If you think it can’t have any relation to how you handle their money, she mentions the case of a woman featured on the television series 20/20. “She was incredibly wealthy,” says Weitzman, “and he forced her at knifepoint to sign over stock papers.” In another incident, a woman had inherited a lot of money from her parents and her husband took charge of it and dissipated it, stashing some in private accounts. And in a market downturn, such as we’ve been experiencing, it can be even more accentuated, because the upscale man who abuses often has his whole identity tied up in money and power. Loss of either one or the added frustration of a volatile market can accelerate or intensify his striking out against his partner.

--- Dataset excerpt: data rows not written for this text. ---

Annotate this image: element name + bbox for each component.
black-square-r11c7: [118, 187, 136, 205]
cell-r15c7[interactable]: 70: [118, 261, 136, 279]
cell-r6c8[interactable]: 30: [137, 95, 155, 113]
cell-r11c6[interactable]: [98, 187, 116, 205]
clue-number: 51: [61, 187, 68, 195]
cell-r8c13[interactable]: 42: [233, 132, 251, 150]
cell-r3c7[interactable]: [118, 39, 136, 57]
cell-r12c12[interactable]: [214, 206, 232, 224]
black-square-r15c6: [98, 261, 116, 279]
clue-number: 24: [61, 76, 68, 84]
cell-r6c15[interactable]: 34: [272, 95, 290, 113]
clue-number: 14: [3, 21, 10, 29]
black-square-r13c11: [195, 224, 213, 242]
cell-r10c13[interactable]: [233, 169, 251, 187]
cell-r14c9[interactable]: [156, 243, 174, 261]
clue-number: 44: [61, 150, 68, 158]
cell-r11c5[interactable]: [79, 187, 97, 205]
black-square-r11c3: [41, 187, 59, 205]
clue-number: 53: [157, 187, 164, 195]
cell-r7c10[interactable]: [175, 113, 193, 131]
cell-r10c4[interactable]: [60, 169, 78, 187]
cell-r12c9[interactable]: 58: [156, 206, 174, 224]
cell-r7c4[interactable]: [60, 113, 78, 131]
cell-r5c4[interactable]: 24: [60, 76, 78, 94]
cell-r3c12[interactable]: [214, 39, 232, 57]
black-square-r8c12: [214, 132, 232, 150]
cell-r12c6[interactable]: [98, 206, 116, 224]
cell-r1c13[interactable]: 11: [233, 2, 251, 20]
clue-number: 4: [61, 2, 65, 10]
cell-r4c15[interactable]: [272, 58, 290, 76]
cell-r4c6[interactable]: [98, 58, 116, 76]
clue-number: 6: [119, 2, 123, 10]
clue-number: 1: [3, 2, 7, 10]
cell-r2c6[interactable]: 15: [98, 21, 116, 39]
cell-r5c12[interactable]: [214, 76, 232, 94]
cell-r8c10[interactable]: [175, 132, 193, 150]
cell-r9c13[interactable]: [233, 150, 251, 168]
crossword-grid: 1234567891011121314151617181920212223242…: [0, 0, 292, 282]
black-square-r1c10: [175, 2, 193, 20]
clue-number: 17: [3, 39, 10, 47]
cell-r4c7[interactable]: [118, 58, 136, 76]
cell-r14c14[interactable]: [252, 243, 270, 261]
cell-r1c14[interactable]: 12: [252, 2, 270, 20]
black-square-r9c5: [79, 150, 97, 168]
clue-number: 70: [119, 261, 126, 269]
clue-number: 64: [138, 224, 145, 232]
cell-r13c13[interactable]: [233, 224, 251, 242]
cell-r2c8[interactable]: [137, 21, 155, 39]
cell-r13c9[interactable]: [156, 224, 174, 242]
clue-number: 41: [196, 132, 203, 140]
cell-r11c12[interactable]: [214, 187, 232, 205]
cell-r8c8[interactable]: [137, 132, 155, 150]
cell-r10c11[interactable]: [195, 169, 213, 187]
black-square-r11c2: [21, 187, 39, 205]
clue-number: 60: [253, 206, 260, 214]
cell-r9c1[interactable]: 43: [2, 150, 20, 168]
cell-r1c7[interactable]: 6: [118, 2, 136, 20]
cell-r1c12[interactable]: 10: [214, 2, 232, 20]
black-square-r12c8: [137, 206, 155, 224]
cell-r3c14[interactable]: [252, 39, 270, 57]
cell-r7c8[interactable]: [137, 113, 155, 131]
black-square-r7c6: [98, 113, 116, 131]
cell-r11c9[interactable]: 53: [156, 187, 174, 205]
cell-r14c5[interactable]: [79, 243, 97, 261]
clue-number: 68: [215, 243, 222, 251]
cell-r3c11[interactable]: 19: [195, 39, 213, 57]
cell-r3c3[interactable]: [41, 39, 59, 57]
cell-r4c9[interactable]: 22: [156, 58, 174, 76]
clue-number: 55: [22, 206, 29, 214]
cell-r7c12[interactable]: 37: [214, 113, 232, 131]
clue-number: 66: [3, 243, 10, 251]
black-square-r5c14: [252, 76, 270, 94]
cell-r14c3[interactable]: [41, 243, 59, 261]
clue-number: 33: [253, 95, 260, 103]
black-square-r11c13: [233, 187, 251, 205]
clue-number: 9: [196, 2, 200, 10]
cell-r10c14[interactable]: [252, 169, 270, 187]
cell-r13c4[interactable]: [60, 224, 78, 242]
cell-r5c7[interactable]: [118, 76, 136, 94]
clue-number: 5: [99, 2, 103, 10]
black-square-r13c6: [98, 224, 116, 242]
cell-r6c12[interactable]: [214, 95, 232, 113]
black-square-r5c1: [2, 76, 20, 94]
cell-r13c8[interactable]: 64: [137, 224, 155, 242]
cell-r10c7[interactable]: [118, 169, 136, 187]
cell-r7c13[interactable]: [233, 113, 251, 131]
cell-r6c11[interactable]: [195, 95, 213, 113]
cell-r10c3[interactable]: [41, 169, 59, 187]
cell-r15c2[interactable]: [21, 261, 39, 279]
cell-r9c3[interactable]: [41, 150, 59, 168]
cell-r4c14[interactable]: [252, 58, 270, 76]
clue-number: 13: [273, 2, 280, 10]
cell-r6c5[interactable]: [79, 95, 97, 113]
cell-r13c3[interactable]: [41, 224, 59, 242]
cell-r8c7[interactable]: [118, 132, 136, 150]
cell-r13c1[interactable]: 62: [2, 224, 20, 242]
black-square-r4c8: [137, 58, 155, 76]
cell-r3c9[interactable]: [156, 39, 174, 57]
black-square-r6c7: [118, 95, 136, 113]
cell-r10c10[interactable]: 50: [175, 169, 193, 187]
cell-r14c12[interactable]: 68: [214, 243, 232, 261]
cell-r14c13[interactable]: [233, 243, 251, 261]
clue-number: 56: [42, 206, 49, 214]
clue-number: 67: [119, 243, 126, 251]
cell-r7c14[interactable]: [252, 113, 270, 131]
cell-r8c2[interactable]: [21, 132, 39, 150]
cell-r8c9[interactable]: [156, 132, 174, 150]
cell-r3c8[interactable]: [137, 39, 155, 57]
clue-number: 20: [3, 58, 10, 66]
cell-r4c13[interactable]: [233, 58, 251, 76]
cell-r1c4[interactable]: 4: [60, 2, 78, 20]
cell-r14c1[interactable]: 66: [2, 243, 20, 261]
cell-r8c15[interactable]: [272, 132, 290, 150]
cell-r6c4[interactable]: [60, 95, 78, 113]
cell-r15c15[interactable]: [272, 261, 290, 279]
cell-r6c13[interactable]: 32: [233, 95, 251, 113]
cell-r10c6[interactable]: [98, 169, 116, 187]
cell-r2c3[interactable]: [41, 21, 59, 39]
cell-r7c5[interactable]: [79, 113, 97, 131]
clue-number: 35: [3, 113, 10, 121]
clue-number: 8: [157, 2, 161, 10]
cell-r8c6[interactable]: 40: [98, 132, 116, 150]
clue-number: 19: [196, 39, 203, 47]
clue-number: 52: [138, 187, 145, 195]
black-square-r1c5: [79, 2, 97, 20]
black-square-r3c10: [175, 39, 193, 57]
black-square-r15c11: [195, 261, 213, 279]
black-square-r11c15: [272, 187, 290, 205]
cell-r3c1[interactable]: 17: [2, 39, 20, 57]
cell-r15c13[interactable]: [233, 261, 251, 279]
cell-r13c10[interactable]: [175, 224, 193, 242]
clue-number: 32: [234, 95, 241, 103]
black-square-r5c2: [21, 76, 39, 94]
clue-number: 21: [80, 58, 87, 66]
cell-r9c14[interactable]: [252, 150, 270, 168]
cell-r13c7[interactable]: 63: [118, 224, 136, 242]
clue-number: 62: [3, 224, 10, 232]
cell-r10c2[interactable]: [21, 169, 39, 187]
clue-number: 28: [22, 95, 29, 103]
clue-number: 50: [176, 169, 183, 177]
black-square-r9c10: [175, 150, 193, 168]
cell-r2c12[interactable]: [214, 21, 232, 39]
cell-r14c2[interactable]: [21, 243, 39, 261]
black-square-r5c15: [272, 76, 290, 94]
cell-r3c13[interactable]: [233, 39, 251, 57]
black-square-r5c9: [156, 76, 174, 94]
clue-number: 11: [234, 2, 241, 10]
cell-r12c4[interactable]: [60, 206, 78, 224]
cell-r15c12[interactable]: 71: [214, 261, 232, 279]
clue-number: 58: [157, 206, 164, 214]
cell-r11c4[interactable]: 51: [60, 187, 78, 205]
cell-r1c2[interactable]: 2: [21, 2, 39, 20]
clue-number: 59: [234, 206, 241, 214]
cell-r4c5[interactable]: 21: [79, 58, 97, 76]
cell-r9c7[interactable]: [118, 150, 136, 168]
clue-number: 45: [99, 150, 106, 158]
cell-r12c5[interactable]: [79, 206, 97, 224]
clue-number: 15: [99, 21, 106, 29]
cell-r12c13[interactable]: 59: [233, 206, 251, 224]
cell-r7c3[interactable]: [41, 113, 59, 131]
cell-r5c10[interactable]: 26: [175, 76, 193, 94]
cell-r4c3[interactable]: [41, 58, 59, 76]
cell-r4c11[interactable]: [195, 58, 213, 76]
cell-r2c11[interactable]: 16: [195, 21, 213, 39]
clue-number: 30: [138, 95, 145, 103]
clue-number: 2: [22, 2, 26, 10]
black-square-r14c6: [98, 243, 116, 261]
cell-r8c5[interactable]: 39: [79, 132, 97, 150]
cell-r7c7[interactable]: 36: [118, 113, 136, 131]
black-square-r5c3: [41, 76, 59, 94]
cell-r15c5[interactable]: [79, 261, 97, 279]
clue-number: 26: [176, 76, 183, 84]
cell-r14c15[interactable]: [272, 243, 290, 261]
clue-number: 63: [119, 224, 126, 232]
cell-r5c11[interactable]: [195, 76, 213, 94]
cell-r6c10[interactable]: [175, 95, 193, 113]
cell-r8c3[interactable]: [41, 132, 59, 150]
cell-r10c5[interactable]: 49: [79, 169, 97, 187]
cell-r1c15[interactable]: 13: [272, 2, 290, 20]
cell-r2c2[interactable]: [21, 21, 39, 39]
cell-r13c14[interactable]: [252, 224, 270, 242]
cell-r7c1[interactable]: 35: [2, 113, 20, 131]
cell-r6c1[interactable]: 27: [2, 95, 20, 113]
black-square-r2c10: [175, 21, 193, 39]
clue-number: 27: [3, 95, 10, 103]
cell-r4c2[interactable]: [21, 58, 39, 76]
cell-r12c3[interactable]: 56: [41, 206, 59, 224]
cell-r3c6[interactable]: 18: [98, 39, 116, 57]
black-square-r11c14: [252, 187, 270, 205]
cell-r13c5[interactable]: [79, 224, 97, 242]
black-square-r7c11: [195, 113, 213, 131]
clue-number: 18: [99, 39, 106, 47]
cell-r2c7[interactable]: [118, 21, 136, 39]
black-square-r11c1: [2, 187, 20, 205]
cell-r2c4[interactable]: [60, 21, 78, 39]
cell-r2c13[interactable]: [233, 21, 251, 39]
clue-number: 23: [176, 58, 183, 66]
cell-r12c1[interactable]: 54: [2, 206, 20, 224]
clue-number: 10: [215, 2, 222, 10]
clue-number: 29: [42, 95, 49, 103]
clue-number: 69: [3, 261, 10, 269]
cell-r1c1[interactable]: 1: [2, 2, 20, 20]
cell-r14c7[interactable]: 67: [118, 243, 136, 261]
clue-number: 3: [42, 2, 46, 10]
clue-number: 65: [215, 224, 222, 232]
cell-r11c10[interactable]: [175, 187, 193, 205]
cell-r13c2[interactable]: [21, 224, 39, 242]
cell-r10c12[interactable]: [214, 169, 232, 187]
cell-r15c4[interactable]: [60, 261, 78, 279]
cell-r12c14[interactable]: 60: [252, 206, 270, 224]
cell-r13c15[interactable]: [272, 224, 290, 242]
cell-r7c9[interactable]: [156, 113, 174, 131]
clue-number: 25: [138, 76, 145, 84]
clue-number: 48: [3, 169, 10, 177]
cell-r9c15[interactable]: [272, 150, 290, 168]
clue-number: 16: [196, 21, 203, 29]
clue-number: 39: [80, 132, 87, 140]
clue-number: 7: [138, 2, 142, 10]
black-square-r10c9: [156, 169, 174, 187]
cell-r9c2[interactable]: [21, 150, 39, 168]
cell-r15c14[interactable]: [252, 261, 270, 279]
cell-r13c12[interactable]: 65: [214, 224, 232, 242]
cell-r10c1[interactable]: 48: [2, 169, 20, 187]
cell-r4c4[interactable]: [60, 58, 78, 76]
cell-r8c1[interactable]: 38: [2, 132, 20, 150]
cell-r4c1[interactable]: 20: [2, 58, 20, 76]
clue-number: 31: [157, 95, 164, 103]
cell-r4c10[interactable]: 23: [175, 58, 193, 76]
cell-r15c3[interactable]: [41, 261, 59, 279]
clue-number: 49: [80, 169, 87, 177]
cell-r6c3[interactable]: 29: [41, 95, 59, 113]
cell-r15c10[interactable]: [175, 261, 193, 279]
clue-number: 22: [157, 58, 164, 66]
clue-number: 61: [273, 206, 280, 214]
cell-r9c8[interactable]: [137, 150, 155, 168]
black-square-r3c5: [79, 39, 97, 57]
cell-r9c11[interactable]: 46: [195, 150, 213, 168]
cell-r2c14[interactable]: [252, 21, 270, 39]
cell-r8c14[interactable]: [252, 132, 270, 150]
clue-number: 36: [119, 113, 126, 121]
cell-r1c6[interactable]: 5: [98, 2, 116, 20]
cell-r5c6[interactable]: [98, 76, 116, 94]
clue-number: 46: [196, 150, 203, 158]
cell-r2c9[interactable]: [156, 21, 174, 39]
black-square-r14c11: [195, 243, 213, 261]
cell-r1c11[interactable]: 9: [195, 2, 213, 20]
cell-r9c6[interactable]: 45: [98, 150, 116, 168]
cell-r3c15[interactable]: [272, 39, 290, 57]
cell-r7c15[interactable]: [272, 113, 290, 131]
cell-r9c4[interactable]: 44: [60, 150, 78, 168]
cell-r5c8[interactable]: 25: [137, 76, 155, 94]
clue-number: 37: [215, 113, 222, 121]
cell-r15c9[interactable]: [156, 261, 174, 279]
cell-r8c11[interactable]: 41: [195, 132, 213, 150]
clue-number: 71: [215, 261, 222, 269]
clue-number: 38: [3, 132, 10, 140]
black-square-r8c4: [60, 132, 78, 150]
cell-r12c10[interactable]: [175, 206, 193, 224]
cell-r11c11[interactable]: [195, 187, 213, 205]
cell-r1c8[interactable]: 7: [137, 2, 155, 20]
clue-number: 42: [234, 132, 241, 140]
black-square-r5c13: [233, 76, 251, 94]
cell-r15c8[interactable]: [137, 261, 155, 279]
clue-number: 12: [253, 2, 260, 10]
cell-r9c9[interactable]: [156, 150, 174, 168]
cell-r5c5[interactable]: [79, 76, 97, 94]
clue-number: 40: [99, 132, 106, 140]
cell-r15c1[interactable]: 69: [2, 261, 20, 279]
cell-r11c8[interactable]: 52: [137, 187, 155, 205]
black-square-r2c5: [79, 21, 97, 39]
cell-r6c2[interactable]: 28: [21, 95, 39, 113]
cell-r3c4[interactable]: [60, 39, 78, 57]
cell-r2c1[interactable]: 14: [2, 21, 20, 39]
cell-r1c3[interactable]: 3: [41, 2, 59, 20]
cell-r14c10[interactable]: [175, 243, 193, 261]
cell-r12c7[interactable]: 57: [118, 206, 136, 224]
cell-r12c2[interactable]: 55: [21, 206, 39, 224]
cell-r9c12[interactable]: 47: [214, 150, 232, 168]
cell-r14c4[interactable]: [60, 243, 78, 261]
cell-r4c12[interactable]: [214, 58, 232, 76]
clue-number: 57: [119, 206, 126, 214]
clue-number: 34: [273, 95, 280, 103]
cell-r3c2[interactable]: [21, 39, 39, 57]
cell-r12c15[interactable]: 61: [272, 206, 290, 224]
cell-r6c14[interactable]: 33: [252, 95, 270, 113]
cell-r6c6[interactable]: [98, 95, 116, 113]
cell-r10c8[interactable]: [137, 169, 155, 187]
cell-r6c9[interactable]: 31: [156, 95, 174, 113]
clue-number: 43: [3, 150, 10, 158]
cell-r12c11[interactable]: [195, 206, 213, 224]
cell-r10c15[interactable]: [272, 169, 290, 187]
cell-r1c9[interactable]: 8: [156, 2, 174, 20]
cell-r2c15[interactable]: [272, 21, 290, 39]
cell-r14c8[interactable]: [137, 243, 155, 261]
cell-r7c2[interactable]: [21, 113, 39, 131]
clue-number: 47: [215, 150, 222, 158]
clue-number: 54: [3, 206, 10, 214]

“People in general,” says Weitzman, “need to become comfortable with the notion that abuse happens to people like us: upper educated, upper income. Breaking the myth and turning your own thinking around is the first step. Do an evaluation of how you feel about that.” Something else you need to consider, she points out, is what you will do if you do find it within your client base. “Suppose you find that your client is an abusive husband? Will you take a moral stand and not work with him? These men can be very charming.” Advisors have a decision to make along those lines, she says. “Will you have a ‘Don’t ask, don’t tell’ situation? There are a lot of consequences to more education [about whether abuse occurs]. Familiarize yourself with the fact that it does happen, and see how you feel about that. Each individual has to make their own personal moral judgment on what stand they want to take.”
What You Can Do
As far as what you can do, she reiterates that it is a very touchy area. “It depends on the relationship the advisor has with his client and who the client is,” she says. But a lot also has to do with your own perception of your clients and abuse itself. “When I had started the Abuse Awareness League in 1992, I spoke with a gynecologist who worked with high-profile patients,” Weitzman relates. “I asked him that if he saw a woman come in with bruises, would he say anything. He said it was touchy and he didn’t want to upset his patients or open himself to litigation.” One thing she suggests you do is to leave information in your ladies’ room on domestic abuse. There is a test on her Web site (www.nottopeoplelikeus.com) that a woman can take to determine whether she is indeed being abused (many women do not admit it to themselves, or have not allowed themselves to consciously identify the treatment they receive as abuse). “Gentle education and opening the door is all you can do,” she says, unless you feel they’re in danger. The safety of the woman has to be one’s primary concern, and sometimes overt action can do more harm than good.
“Another thing to consider is that because of the nature of upscale violence, and because the upscale batterer can have such different faces in public and in private, the woman tends to blame herself. She isolates, and doesn’t get help, and because people disbelieve her she becomes more isolated and shamed. This is key when you approach [a victim]–very gingerly, very delicately. Not to be apologetic about it–’I'm sorry for asking’–but, ‘This may be delicate, but I feel compelled to say that I know this happens to people.’ It needs to be delicately handled.”